Sustainability / Environment

A Shift to Plant-Forward Meals at UK Public Institutions Could Save the NHS £54.9M Per Year

A new policy briefing endorsed by 25 health and sustainability organizations has called for the procurement of food for UK public institutions to be aligned with healthy, sustainable diets.

The briefing makes three key recommendations for the UK government:

  1. Reform the Eatwell dietary guidelines to factor in sustainability, informed by models such as the EAT-Lancet diet.
  2. Mandate food buying standards, including ensuring average meal emissions fall below a certain limit and removing requirements for high-emission foods to be available (for example, meat must currently be served three times per week in schools). The briefing also recommends prioritising plant-based whole foods to reduce emissions and setting limits on foods that are harmful to health, such as red and processed meat.
  3. Providing adequate funding to ensure a right-to-food approach. This would involve extending free school meals to all children and providing increased funding for local authorities and the NHS to procure healthy, sustainable food.
Children in school canteen
Image courtesy of ProVeg International

Making sustainable meals more abundant

The briefing estimates that a shift to healthier meal options could save the NHS £54.9 million per year, based on data from New York hospitals that offer plant-based meals as the default option. Furthermore, the changes could improve health outcomes, resulting in further savings for the NHS.

Last October, a campaign called Plants First Healthcare, led by senior NHS doctors, called on UK hospitals to offer plant-based meals by default to benefit human and planetary health. Additionally, a factsheet published last year by Coller Animal Law Forum and the Humane League outlined how sustainable and humane public procurement policies could steer the food system away from intensive animal agriculture.

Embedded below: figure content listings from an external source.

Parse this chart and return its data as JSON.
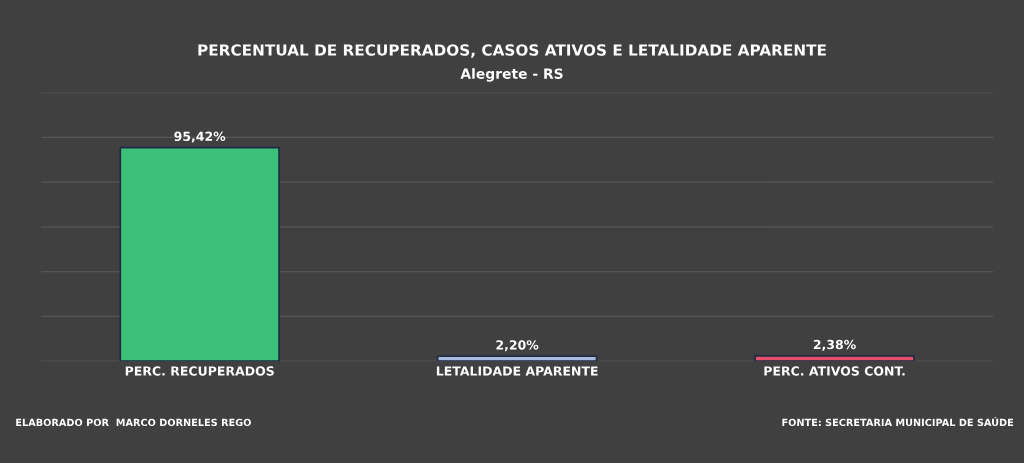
{
  "chart_data": {
    "type": "bar",
    "title": "PERCENTUAL DE RECUPERADOS, CASOS ATIVOS E LETALIDADE APARENTE",
    "subtitle": "Alegrete - RS",
    "categories": [
      "PERC. RECUPERADOS",
      "LETALIDADE APARENTE",
      "PERC. ATIVOS CONT."
    ],
    "values": [
      95.42,
      2.2,
      2.38
    ],
    "colors": [
      "#3cc07a",
      "#a9bde0",
      "#e8506a"
    ],
    "value_labels": [
      "95,42%",
      "2,20%",
      "2,38%"
    ],
    "ylim": [
      0,
      120
    ],
    "yticks": [
      {
        "value": 0,
        "label": null
      },
      {
        "value": 20,
        "label": null
      },
      {
        "value": 40,
        "label": null
      },
      {
        "value": 60,
        "label": null
      },
      {
        "value": 80,
        "label": null
      },
      {
        "value": 100,
        "label": null
      },
      {
        "value": 120,
        "label": null
      }
    ],
    "tick_labels": "x",
    "grid": "y",
    "annotations": [
      "ELABORADO POR  MARCO DORNELES REGO",
      "FONTE: SECRETARIA MUNICIPAL DE SAÚDE"
    ]
  }
}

The organisations that have endorsed the new policy briefing include Feedback, Sustain, Doctors’ Association UK, School Food Matters, ProVeg, and more.

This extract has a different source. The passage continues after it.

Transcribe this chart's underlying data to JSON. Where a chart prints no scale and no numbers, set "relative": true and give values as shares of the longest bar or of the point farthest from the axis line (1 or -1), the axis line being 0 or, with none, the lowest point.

“Currently high-emissions meat and dairy is the default meal option, often making it difficult to choose anything else – our schools and hospitals can make healthy sustainable meals more abundant, without taking away any freedom of choice,” said Martin Bowman, senior campaigns manager at Feedback. “We also need universal free school meals to ensure no child goes hungry in one of the richest countries in the world.”